Tuesday, April 25, 2017

US Civil Rights Commission Expresses Concern with ICE Operations at Courthouses


CNN reports that the U.S. Commission on Civil Rights yesterday criticized the Trump administration for the way it is arresting undocumented immigrants, saying it could be harmful to "access to justice."  The Chief Justice of California had previously raised this as a serious issue of concern.  The Commission's statement adds to a chorus of local and state officials who have pleaded with the administration to not arrest immigrants at courthouses, an action that advocates say can hurt public safety by making people afraid to cooperate with law enforcement.

In a statement released Monday, the commission asked Attorney General Jeff Sessions and Homeland Security Secretary John Kelly "to consider the fair administration of justice when determining how and where they send Immigration and Customs Enforcement (ICE) agents."   It further states:
"In the last few months, troubling reports have emerged of federal immigration agents following, confronting, and in some instances, arresting undocumented immigrants in state and local courthouses when some of those immigrants were seeking help from authorities and the local justice system. For example, in Texas, ICE agents reportedly arrested a woman just after she obtained a protective order against her alleged abuser. In Colorado, video footage of ICE agents with an administrative arrest warrant waiting in a Denver courthouse was widely circulated.
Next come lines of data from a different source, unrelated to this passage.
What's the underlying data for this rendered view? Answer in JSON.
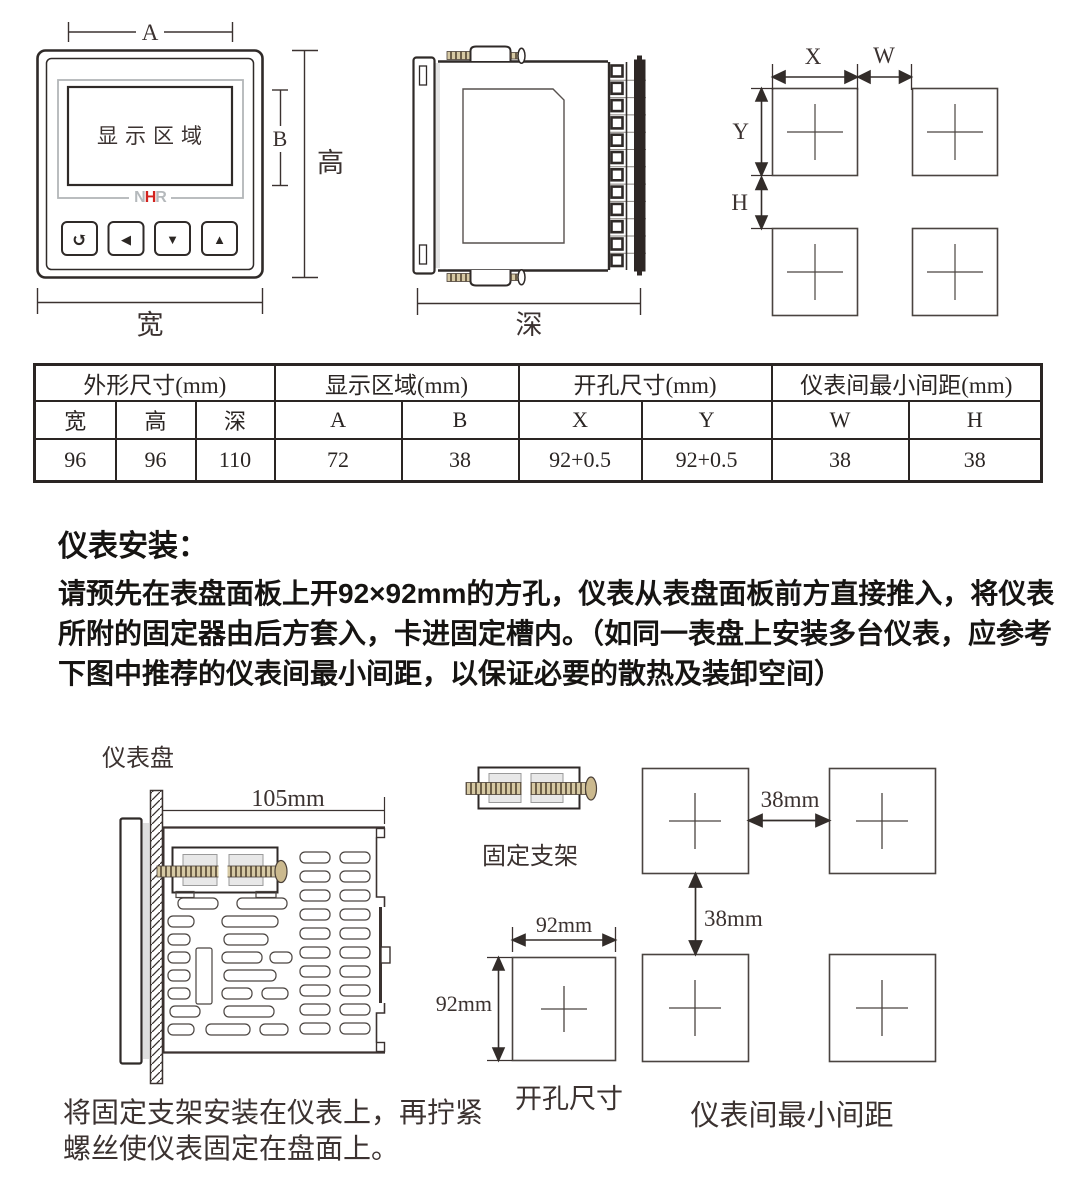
{
  "colors": {
    "line": "#3b3230",
    "logo_red": "#d2231f",
    "logo_gray": "#b5b9bc",
    "terminal_dark": "#2e2725",
    "screw_tan": "#cbb98e"
  },
  "figures": {
    "front_view": {
      "dim_a_label": "A",
      "dim_b_label": "B",
      "height_label": "高",
      "width_label": "宽",
      "display_label": "显示区域",
      "logo_n": "N",
      "logo_h": "H",
      "logo_r": "R",
      "btn_return": "↺",
      "btn_left": "◀",
      "btn_down": "▼",
      "btn_up": "▲"
    },
    "side_view": {
      "depth_label": "深"
    },
    "cutout_diagram": {
      "x_label": "X",
      "w_label": "W",
      "y_label": "Y",
      "h_label": "H"
    }
  },
  "table": {
    "groups": [
      "外形尺寸(mm)",
      "显示区域(mm)",
      "开孔尺寸(mm)",
      "仪表间最小间距(mm)"
    ],
    "columns": [
      "宽",
      "高",
      "深",
      "A",
      "B",
      "X",
      "Y",
      "W",
      "H"
    ],
    "values": [
      "96",
      "96",
      "110",
      "72",
      "38",
      "92+0.5",
      "92+0.5",
      "38",
      "38"
    ]
  },
  "installation": {
    "heading": "仪表安装：",
    "body_lines": [
      "请预先在表盘面板上开92×92mm的方孔，仪表从表盘面板前方直接推入，将仪表",
      "所附的固定器由后方套入，卡进固定槽内。（如同一表盘上安装多台仪表，应参考",
      "下图中推荐的仪表间最小间距，以保证必要的散热及装卸空间）"
    ]
  },
  "bottom": {
    "panel_label": "仪表盘",
    "dim_105": "105mm",
    "bracket_label": "固定支架",
    "cutout_square": {
      "dim_top": "92mm",
      "dim_left": "92mm",
      "caption": "开孔尺寸"
    },
    "spacing": {
      "dim_horizontal": "38mm",
      "dim_vertical": "38mm",
      "caption": "仪表间最小间距"
    },
    "note_lines": [
      "将固定支架安装在仪表上，再拧紧",
      "螺丝使仪表固定在盘面上。"
    ]
  }
}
Similar reports have been made about courthouses in California, Washington, Arizona, and Oregon.
Stationing ICE agents in local courthouses instills needless additional fear and anxiety within immigrant communities, discourages interacting with the judicial system, and endangers the safety of entire communities. Courthouses are often the first place individuals interact with local governments. It is the site of resolution for not only criminal matters, where a victim might seek justice when she has been harmed or wronged, but also for resolution of civil matters, including family and custody issues, housing, public benefits, and numerous other aspects integral to an individual’s life. 
The chilling effect on witnesses and victims is already apparent. According to Denver City Attorney Kristin Bronson, four women dropped their cases of physical and violent assault for fear of being arrested at the courthouse and subsequently deported. Bronson stated that video footage of ICE officers waiting to make arrests at a Denver courthouse has “resulted in a high degree of fear and anxiety in our immigrant communities, and as a result, we have grave concerns here that they distrust the court system now and that we’re not going to have continued cooperation of victims and witnesses.”